Cara Menanam Bawang Merah Hidroponik Dengan Wick System
0 Comments

Selain sebagai bumbu pernyedap masakan, bawang merah juga banyak sekali manfaatnya untuk kesehatan. Dengan banyaknya manfaat bawang merah ini, jadi tidak adalah salahnya kalau anda menanam sendiri bawang merah ini di rumah. Adapun cara menanam bawang merah di rumah adalah sebagai berikut :

1. Menyiapkan Alat dan Bahan

Langkah pertama yang harus anda lakukan adalah untuk menanam bawang merah dengan media air adalah menyiapkan bahan dan peralatan yang dibutuhkan, seperti :

Pot (gunakan botol atau toples sebagai alternatif)

Cutter

Gunting

Kain Flanel

Media tanam (cocopeat atau arang sekam)

Bibit bawang merah

Nutrisi hidroponik/ab mix

Alat pengukur pH

Alat pengukur TDS

Air

2. Menyiapkan Pot dan Tandon Nutrisi

Dalam hal ini, pot dan tandon yang harus disiapkan bisa berupa barang bekas seperti toples atau botol. Setelah semua sudah disiapkan, berikut langkah-langkah yang harus anda ikuti :

Pastikan ukuran pot sesuai dengan ukuran toples yang sudah disiapkan.

Lalu lubangi tutup toples (sesuaikan bentuk dan ukuran lubang dengan pot yang disediakan)

Buat lubang udara berdiameter kurang lebih 1 cm di bagian samping toples.

Kemudian buat lubang udara sedikit lebih rendah ke bawah dari posisi pot.

Lalu gunting kain flanel dan pasang pada bagian bawah pot.
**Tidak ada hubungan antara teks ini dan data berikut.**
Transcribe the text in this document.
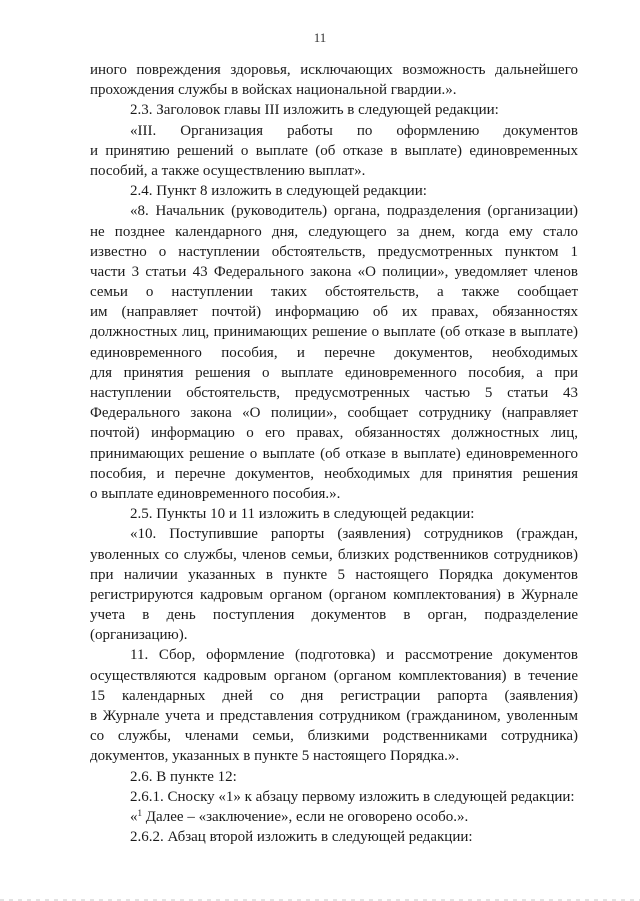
11
иного повреждения здоровья, исключающих возможность дальнейшего
прохождения службы в войсках национальной гвардии.».
2.3. Заголовок главы III изложить в следующей редакции:
«III. Организация работы по оформлению документов
и принятию решений о выплате (об отказе в выплате) единовременных
пособий, а также осуществлению выплат».
2.4. Пункт 8 изложить в следующей редакции:
«8. Начальник (руководитель) органа, подразделения (организации)
не позднее календарного дня, следующего за днем, когда ему стало
известно о наступлении обстоятельств, предусмотренных пунктом 1
части 3 статьи 43 Федерального закона «О полиции», уведомляет членов
семьи о наступлении таких обстоятельств, а также сообщает
им (направляет почтой) информацию об их правах, обязанностях
должностных лиц, принимающих решение о выплате (об отказе в выплате)
единовременного пособия, и перечне документов, необходимых
для принятия решения о выплате единовременного пособия, а при
наступлении обстоятельств, предусмотренных частью 5 статьи 43
Федерального закона «О полиции», сообщает сотруднику (направляет
почтой) информацию о его правах, обязанностях должностных лиц,
принимающих решение о выплате (об отказе в выплате) единовременного
пособия, и перечне документов, необходимых для принятия решения
о выплате единовременного пособия.».
2.5. Пункты 10 и 11 изложить в следующей редакции:
«10. Поступившие рапорты (заявления) сотрудников (граждан,
уволенных со службы, членов семьи, близких родственников сотрудников)
при наличии указанных в пункте 5 настоящего Порядка документов
регистрируются кадровым органом (органом комплектования) в Журнале
учета в день поступления документов в орган, подразделение
(организацию).
11. Сбор, оформление (подготовка) и рассмотрение документов
осуществляются кадровым органом (органом комплектования) в течение
15 календарных дней со дня регистрации рапорта (заявления)
в Журнале учета и представления сотрудником (гражданином, уволенным
со службы, членами семьи, близкими родственниками сотрудника)
документов, указанных в пункте 5 настоящего Порядка.».
2.6. В пункте 12:
2.6.1. Сноску «1» к абзацу первому изложить в следующей редакции:
«$^1$ Далее – «заключение», если не оговорено особо.».
2.6.2. Абзац второй изложить в следующей редакции:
Masukkan media tanam di dalam pot.

Setelah itu cat toples/tandon supaya larutan nutrisi tidak ditumbuhi lumut (pilih warna cat yang tidak tembus cahaya).

3. Menyiapkan Media Tanam

Langkah berikutnya adalah menyiapkan media tanam. Hidroponik biasanya menggunakan arang sekam atau cocopeat sebagai media tanam. Anda juga bisa mencampur keduanya dengan perbandingan 1:1. Sebelum anda memasukkan media tanam ini ke dalam pot, maka pastikan agar anda terlebih dahulu memasang sumbu yang terbuat dari bahan kain flanel.

4. Menyiapkan Bibit

Dalam hal ini, anda bisa menggunakan bawang merah yang ada di dapur sebagai bibit untuk menanam. Untuk memilih bibit terbaik, pilihlah bawang yang terlihat kering dan tua. Hal ini bisa anda lihat dari warna bawang yang terlihat mengkilap dan padat. Selain itu, pastikan juga anda menggunakan bawang yang nampak calon akarnya. Setelah itu potong sedikit saja ujung dari bawang merah, kira-kira 1/5 dari ukuran bibit.

5. Menanam Bibit

Pertama siram terlebih dahulu media tanam dengan air biasa. Lalu, tanamkan setengah bagian bibit ke media tanam. Letakkan media tanam di tempat yang teduh selama 3-4 hari atau sampai bawang mengeluarkan tunas. Jika sudah bertunas mencapai 1 cm, isi tandon dengan larutan nutrisi ab mix dan simpan di tempat yang terkena sinar matahari.

6. Memastikan Kebutuhan PPM

Dalam hal ini, anda harus memastikan kebutuhan dan pH nutrisi yang dibutuhkan. Karena setiap tahap pertumbuhan, kebutuhan PPM nutrisi bawang hidroponik selalu berubah-ubah. Intinya, semakin tua usia bawang merah, maka akan semakin banyak juga kebutuhan nutrisi PPM.

7. Proses Pemeliharaan dan Perawatan

Memelihara dan merawat merupakan tahapan yang paling krusial yang harus anda lakukan supaya tanaman bawang merah hidroponik dapat tumbuh dengan maksimal. Dalam tahapan ini anda harus memastikan kebutuhan nutrisinya terpenuhi dengan cara menjaga kestabilan pH air menggunakan alat pengukur pH. Selain itu, lakukan pemeriksaan larutan nutrisi pada tandon secara berkala. Anda bisa memanen bawang ini setelah berusia 60-65 hari, atau ketika daunnya sudah menguning rebah.